Targeted drug sotorasiib vs adagrasiib: Which one is more suitable for patients?
When treatingKRAS G12C mutant non-small cell lung cancer (NSCLC) , the selection of targeted drugs is crucial to the patient's therapeutic effect. Sotorasib (AMG510, Sotorasib) andadagrasib (adagrasib)are new targeted drugs targetingKRAS G12C mutations. They have their own characteristics in terms of efficacy, drug resistance, indications and side effects. So, which drug is better for patients? When making a choice, the patient's specific circumstances need to be considered, including the progression of the cancer, the patient's physical condition, the side effects of the drug, and the patient's response to the drug.
1. Comparison of the efficacy of sotorasib and adagrasiib
Sotoracib and adagrasib are both targeted drugs that specifically target the KRAS G12C mutation, which is common in many types of cancer, especially non-small cell lung cancer. Sotoracib was first approved by the FDA in the United States and received market authorization in 2021. Its clinical study results show that sotoraxib has significant efficacy in patients with KRAS G12C mutated non-small cell lung cancer. In a phase III clinical study (CodeBreaK 100), sotorasiib demonstrated an overall response rate (ORR) of approximately 35%, with some patients having disease control for more than a year, and its side effects were relatively mild, with the most common being diarrhea, nausea and fatigue.

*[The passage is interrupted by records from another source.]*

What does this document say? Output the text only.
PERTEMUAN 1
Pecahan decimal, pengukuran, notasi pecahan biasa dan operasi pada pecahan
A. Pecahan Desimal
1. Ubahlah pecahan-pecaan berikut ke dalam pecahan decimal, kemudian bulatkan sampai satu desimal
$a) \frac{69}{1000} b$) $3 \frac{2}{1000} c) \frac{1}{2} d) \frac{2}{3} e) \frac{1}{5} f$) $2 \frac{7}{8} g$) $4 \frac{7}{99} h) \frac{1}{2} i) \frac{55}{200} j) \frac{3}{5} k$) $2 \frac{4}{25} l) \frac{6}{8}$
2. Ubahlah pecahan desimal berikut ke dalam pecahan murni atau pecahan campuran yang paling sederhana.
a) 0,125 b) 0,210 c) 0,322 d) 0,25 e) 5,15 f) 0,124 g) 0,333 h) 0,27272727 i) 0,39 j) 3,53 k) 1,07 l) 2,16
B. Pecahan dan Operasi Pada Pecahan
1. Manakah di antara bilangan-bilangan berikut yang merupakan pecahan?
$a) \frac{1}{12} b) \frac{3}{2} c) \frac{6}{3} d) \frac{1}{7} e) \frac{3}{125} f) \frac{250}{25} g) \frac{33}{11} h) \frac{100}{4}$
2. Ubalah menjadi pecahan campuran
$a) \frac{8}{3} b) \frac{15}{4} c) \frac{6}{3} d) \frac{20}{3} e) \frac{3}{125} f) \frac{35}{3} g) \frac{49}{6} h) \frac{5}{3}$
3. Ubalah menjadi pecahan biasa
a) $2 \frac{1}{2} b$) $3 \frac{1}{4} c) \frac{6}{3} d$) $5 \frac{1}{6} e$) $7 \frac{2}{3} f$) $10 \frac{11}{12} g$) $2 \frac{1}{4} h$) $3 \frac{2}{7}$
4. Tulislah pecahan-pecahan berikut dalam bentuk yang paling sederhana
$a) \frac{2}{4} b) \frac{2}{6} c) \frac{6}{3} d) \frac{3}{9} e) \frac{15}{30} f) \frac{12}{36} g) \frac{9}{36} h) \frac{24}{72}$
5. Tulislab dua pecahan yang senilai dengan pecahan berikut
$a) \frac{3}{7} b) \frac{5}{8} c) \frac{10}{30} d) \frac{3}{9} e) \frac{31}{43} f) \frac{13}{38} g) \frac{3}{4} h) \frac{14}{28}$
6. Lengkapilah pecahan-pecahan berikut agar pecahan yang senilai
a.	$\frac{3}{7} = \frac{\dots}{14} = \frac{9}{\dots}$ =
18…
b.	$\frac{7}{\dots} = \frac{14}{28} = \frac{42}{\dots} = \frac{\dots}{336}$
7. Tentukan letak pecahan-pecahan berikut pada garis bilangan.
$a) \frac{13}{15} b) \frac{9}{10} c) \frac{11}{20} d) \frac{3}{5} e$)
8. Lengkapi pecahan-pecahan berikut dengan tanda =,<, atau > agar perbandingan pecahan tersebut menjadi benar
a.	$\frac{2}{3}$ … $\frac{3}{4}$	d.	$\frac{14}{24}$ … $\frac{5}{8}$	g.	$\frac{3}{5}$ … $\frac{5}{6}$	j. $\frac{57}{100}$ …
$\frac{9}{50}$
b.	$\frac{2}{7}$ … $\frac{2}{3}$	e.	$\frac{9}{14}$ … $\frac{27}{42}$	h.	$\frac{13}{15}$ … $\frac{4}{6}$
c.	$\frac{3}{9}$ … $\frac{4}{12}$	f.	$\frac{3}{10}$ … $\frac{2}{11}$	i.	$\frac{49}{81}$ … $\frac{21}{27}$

In contrast, clinical studies of adagrasib have also shown its efficacy, and have also achieved good results in patients with KRAS G12C mutated non-small cell lung cancer. Its Phase III clinical study (Krasnexus) showed that the overall response rate of adagrasiib was similar to that of sotorasib, about 40%. Some patients show better resistance to adagrasiib and maintain efficacy for a longer period of time. In addition, adagrasib has also shown efficacy in certain types of colorectal cancer with KRAS G12C mutations.

The efficacy of the two is not much different, and both can achieve good therapeutic effects in different KRAS G12C mutation patient groups. Therefore, the difference in efficacy is not an important factor in choosing between the two, and more considerations should focus on side effects and individualized treatment options.
2. Comparison of side effects
For patients, the side effects of targeted drugs are another key consideration. The side effects of sotoracib are relatively mild. The most common ones are digestive system reactions such as diarrhea, nausea, fatigue, and loss of appetite. Usually, the side effects can be alleviated after reducing the dose. Serious side effects occur relatively rarely. Most patients tolerate treatment with this drug.
The side effects of adagrasib are also relatively mild, but some patients have experienced problems such as abnormal liver function and musculoskeletal pain during the medication. Some patients may experience long-term elevation of liver enzymes and require regular monitoring of liver function. In addition, common side effects such as diarrhea, fatigue, and loss of appetite occur in some patients, but most side effects are manageable.
Taken together, although the side effects of both drugs are mild, adagrasiib may cause more obvious liver function abnormalities in some patients, so liver function needs to be tested regularly. The side effects of sotoracib are mainly gastrointestinal reactions, which are usually easier to manage. Patients should choose the most appropriate drug based on their personal physical condition and tolerance to the drug.